マーケティングソフトウェアを手掛ける米HubSpotは、年次カンファレンス「INBOUND 2016」を米国時間11月8~11日にかけてボストンで開催した。マーケティングやセールスの専門家が世界各国から集まり、著名人による基調講演や数多くのセッション、ハンズオンが開かれ、大盛況のうちに幕を閉じた。
マーケティング分野の変遷やビジネス戦略の進展、検索分野とコンテンツ制作に起こっている変化、チャットボットの可能性について、同社の共同創業者であるBrian Halligan氏(CEO)とDharmesh Shah氏(CTO)に聞いた。
――これまでのINBOUNDを振り返って、どのような変化が見られますか。
Halligan氏:2つの変化に気付きました。まず、イベントが大きくなったこと。INBOUND 2016には1万9000人が参加しました。5年前ぐらいは2000人規模でしたから、本当に大きくなりました。2つ目は、参加者がよりテクノロジに詳しくなり、洗練されてきたということです。私たちがマーケティングの世界に参入したとき、マーケターたちはそれほどテクノロジに詳しくなく、デザインやブランディングの領域が主で、分析主導型の業種ではありませんでした。インターネットであらゆる活動を計測できる時代になりましたので、ますます技術中心の考え方になってきています。
マーケティングは、BtoBの分野でさらに重要になっています。例えば、10年前、見込み顧客を説得する役割分担は、営業部門が90%、マーケティング部門が10%の割合でしたが、いまでは五分五分です。つまり、見込み顧客が企業サイトのコンテンツやSNSに触れる時間と、営業担当と話をする時間は半々ということです。マーケティング部門に影響力が大きくシフトしているのです。
それからSNSの変化も見逃せません。多くの購入者が、Google、Snapchat、Twitter、LinkedInなどのソーシャルプラットフォームの中で活動しています。SNSは購入者の説得プロセスにおいて、いまだかつてないほど重要になってきています。
Shah氏:参加者について見ると、より国際的になりました。5、6年前は、20代の米国出身者が中心でしたが、いまでは欧州やアジア、南米からの参加者を目にします。このような他の地域出身の人たちを見ていて面白いのは、それがまるでタイムマシンに乗り込むような感じということです。つまり、彼らの多くは、我々が8、9年前に経験したことを体験しているのです。
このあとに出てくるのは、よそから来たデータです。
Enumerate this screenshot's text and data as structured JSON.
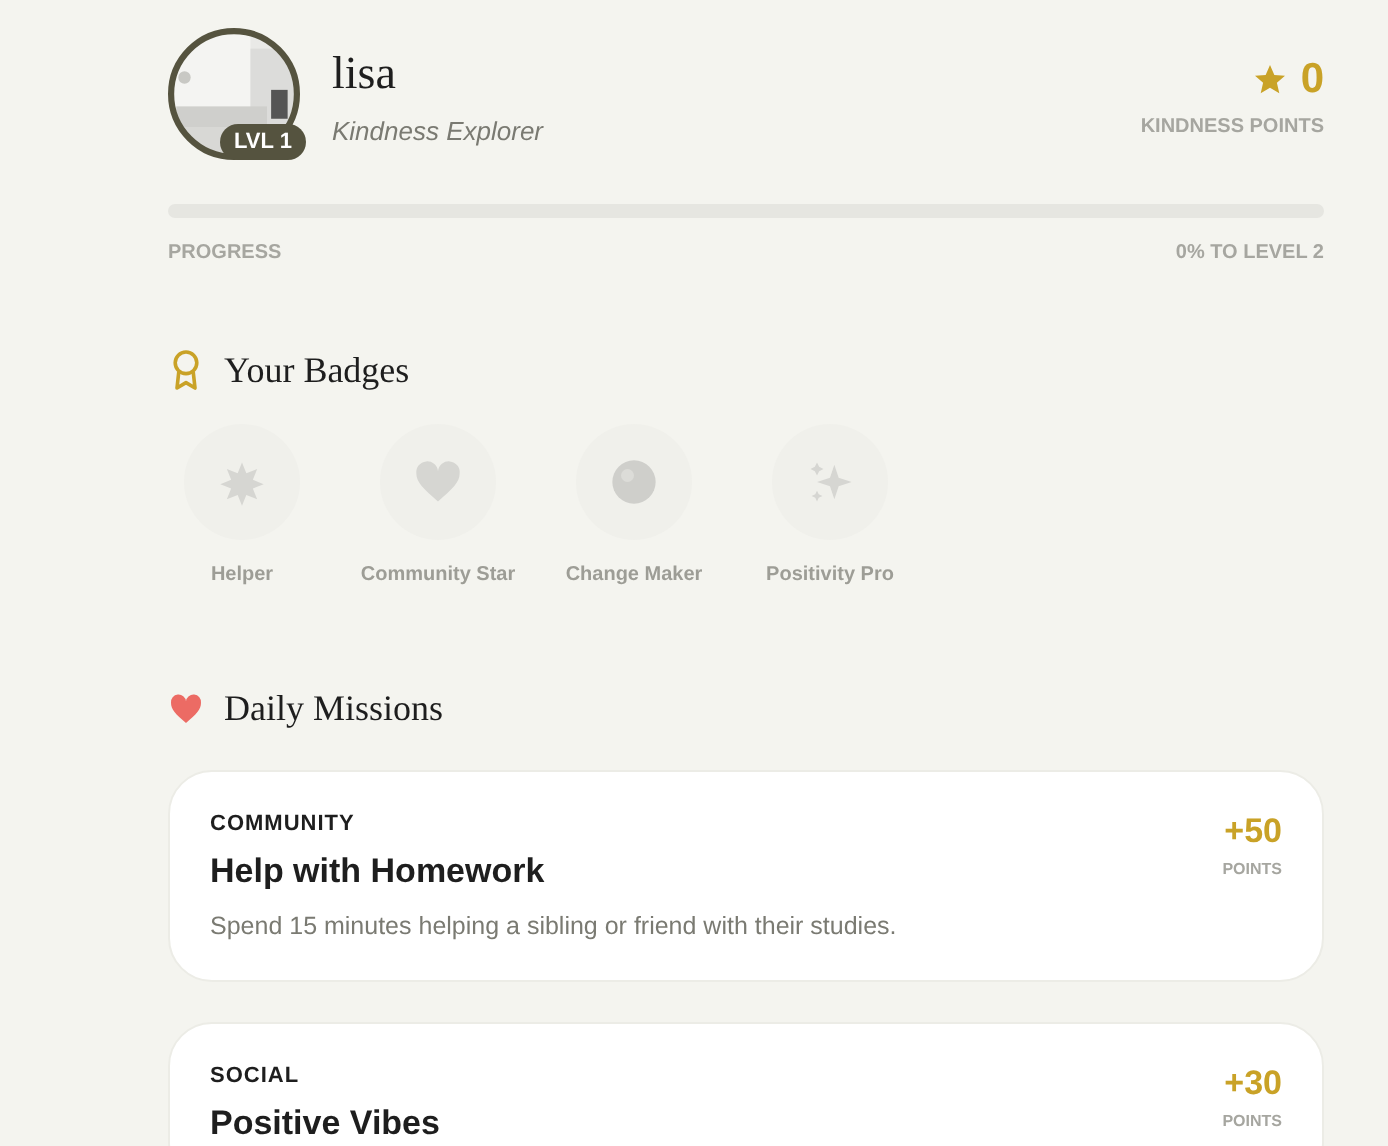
{
  "profile": {
    "name": "lisa",
    "title": "Kindness Explorer",
    "level_badge": "LVL 1",
    "points": "0",
    "points_label": "KINDNESS POINTS"
  },
  "progress": {
    "label": "PROGRESS",
    "level": 0,
    "reading": "0% TO LEVEL 2"
  },
  "badges": {
    "title": "Your Badges",
    "items": [
      {
        "name": "Helper",
        "kind": "burst",
        "earned": false
      },
      {
        "name": "Community Star",
        "kind": "heart",
        "earned": false
      },
      {
        "name": "Change Maker",
        "kind": "globe",
        "earned": false
      },
      {
        "name": "Positivity Pro",
        "kind": "sparkle",
        "earned": false
      }
    ]
  },
  "missions": {
    "title": "Daily Missions",
    "items": [
      {
        "category": "COMMUNITY",
        "title": "Help with Homework",
        "description": "Spend 15 minutes helping a sibling or friend with their studies.",
        "points": "+50",
        "points_label": "POINTS"
      },
      {
        "category": "SOCIAL",
        "title": "Positive Vibes",
        "points": "+30",
        "points_label": "POINTS"
      }
    ]
  }
}
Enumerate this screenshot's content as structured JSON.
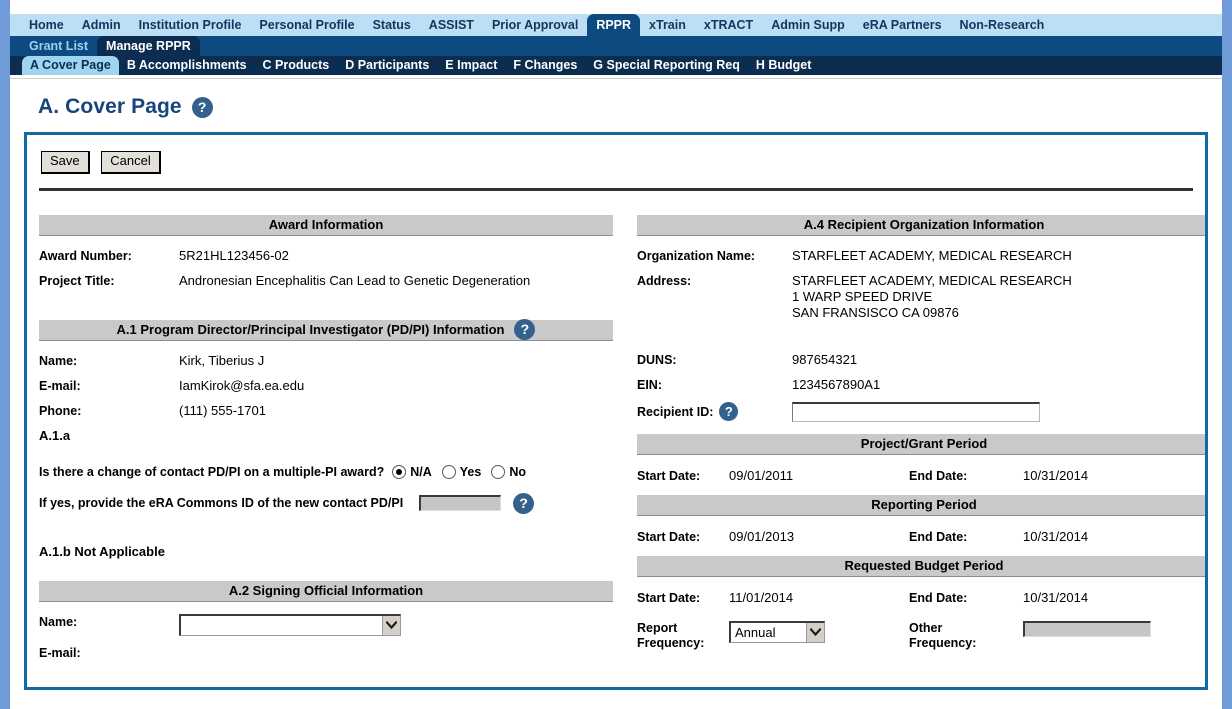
{
  "nav": {
    "main_items": [
      {
        "label": "Home",
        "active": false
      },
      {
        "label": "Admin",
        "active": false
      },
      {
        "label": "Institution Profile",
        "active": false
      },
      {
        "label": "Personal Profile",
        "active": false
      },
      {
        "label": "Status",
        "active": false
      },
      {
        "label": "ASSIST",
        "active": false
      },
      {
        "label": "Prior Approval",
        "active": false
      },
      {
        "label": "RPPR",
        "active": true
      },
      {
        "label": "xTrain",
        "active": false
      },
      {
        "label": "xTRACT",
        "active": false
      },
      {
        "label": "Admin Supp",
        "active": false
      },
      {
        "label": "eRA Partners",
        "active": false
      },
      {
        "label": "Non-Research",
        "active": false
      }
    ],
    "sub_items": [
      {
        "label": "Grant List",
        "active": false
      },
      {
        "label": "Manage RPPR",
        "active": true
      }
    ],
    "tabs": [
      {
        "label": "A Cover Page",
        "active": true
      },
      {
        "label": "B Accomplishments",
        "active": false
      },
      {
        "label": "C Products",
        "active": false
      },
      {
        "label": "D Participants",
        "active": false
      },
      {
        "label": "E Impact",
        "active": false
      },
      {
        "label": "F Changes",
        "active": false
      },
      {
        "label": "G Special Reporting Req",
        "active": false
      },
      {
        "label": "H Budget",
        "active": false
      }
    ]
  },
  "page": {
    "title": "A. Cover Page",
    "help_glyph": "?"
  },
  "toolbar": {
    "save_label": "Save",
    "cancel_label": "Cancel"
  },
  "award_information": {
    "heading": "Award Information",
    "award_number_label": "Award Number:",
    "award_number_value": "5R21HL123456-02",
    "project_title_label": "Project Title:",
    "project_title_value": "Andronesian Encephalitis Can Lead to Genetic Degeneration"
  },
  "pdpi": {
    "heading": "A.1 Program Director/Principal Investigator (PD/PI) Information",
    "name_label": "Name:",
    "name_value": "Kirk, Tiberius J",
    "email_label": "E-mail:",
    "email_value": "IamKirok@sfa.ea.edu",
    "phone_label": "Phone:",
    "phone_value": "(111) 555-1701",
    "subsection_a1a": "A.1.a",
    "change_question": "Is there a change of contact PD/PI on a multiple-PI award?",
    "radio_options": [
      {
        "label": "N/A",
        "checked": true
      },
      {
        "label": "Yes",
        "checked": false
      },
      {
        "label": "No",
        "checked": false
      }
    ],
    "commons_id_label": "If yes, provide the eRA Commons ID of the new contact PD/PI",
    "commons_id_value": "",
    "subsection_a1b": "A.1.b Not Applicable"
  },
  "signing_official": {
    "heading": "A.2 Signing Official Information",
    "name_label": "Name:",
    "name_value": "",
    "email_label": "E-mail:"
  },
  "recipient_org": {
    "heading": "A.4 Recipient Organization Information",
    "org_name_label": "Organization Name:",
    "org_name_value": "STARFLEET ACADEMY, MEDICAL RESEARCH",
    "address_label": "Address:",
    "address_value": "STARFLEET ACADEMY, MEDICAL RESEARCH\n1 WARP SPEED DRIVE\nSAN FRANSISCO CA  09876",
    "duns_label": "DUNS:",
    "duns_value": "987654321",
    "ein_label": "EIN:",
    "ein_value": "1234567890A1",
    "recipient_id_label": "Recipient ID:",
    "recipient_id_value": ""
  },
  "project_period": {
    "heading": "Project/Grant Period",
    "start_label": "Start Date:",
    "start_value": "09/01/2011",
    "end_label": "End Date:",
    "end_value": "10/31/2014"
  },
  "reporting_period": {
    "heading": "Reporting Period",
    "start_label": "Start Date:",
    "start_value": "09/01/2013",
    "end_label": "End Date:",
    "end_value": "10/31/2014"
  },
  "budget_period": {
    "heading": "Requested Budget Period",
    "start_label": "Start Date:",
    "start_value": "11/01/2014",
    "end_label": "End Date:",
    "end_value": "10/31/2014",
    "report_frequency_label": "Report\nFrequency:",
    "report_frequency_value": "Annual",
    "other_frequency_label": "Other\nFrequency:",
    "other_frequency_value": ""
  },
  "colors": {
    "nav_main_bg": "#bcdff5",
    "nav_sub_bg": "#0d4a80",
    "nav_tabs_bg": "#0c2d50",
    "active_tab_bg": "#9fd5f0",
    "title_blue": "#17457c",
    "frame_blue": "#6f9bd8",
    "box_border": "#1268a0",
    "section_gray": "#c9c9c9",
    "help_icon_blue": "#34618c"
  }
}
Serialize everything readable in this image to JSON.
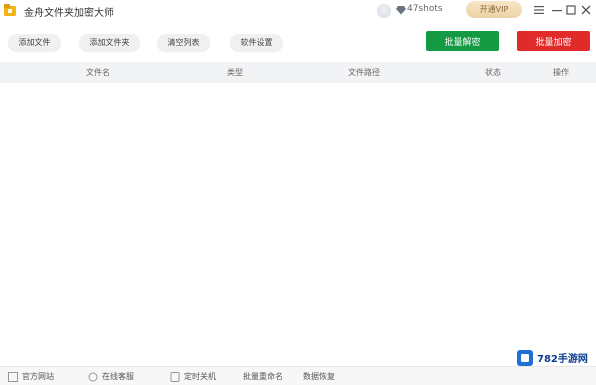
{
  "titlebar": {
    "title": "金舟文件夹加密大师",
    "shots": "47shots",
    "vip_label": "开通VIP"
  },
  "toolbar": {
    "add_file": "添加文件",
    "add_folder": "添加文件夹",
    "clear_list": "清空列表",
    "software_settings": "软件设置",
    "batch_decrypt": "批量解密",
    "batch_encrypt": "批量加密"
  },
  "table": {
    "columns": [
      "文件名",
      "类型",
      "文件路径",
      "状态",
      "操作"
    ]
  },
  "bottom": {
    "official_site": "官方网站",
    "online_support": "在线客服",
    "shutdown": "定时关机",
    "batch_rename": "批量重命名",
    "data_recovery": "数据恢复"
  },
  "watermark": {
    "text": "782手游网"
  },
  "colors": {
    "decrypt_button": "#139a43",
    "encrypt_button": "#e12a2a",
    "header_bg": "#f2f3f5"
  }
}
というのも、彼らはインバウンドマーケティングを始めたばかりで、それはちょうどHubSpotの創業当時と同じような状況です。みんながとてもエネルギッシュでワクワクしていて、それはまるで少し昔に戻ったような、すごく楽しい物語を振り返っているような感じです。私たちはその先で何が起こるかを知っていますから、彼らにどうすべきかを伝えることができるわけです。
――HubSpotのビジネス戦略はどのように進んでいますか。
Halligan氏:HubSpotの成長の歴史を振り返りましょう。最初の4年は、企業と接点のない人を企業サイトの訪問者に変える支援をしてきました。次の4年で、企業のデータベース上で訪問者を見込み顧客に変えるソフトウェアを開発しました。最近では、企業データベース上で見込み客を顧客に変えるソフトウェア開発に取り組んでいます。これがこれまでのHubSpotの成長戦略となってきました。つまり、コンテンツマーケティングからマーケティングオートメーション、顧客関係管理(CRM)へとフォーカスが移り、活用範囲が拡大してきたわけです。
もう1つの大きな戦略は国際化です。ボストンで創業した当時は全てが地元の顧客でしたが、成長とともに米国全土に拡大していきました。その後、欧州に進出し、現在はアジアへ本格的に展開しています。日本にも大きな投資を行いました。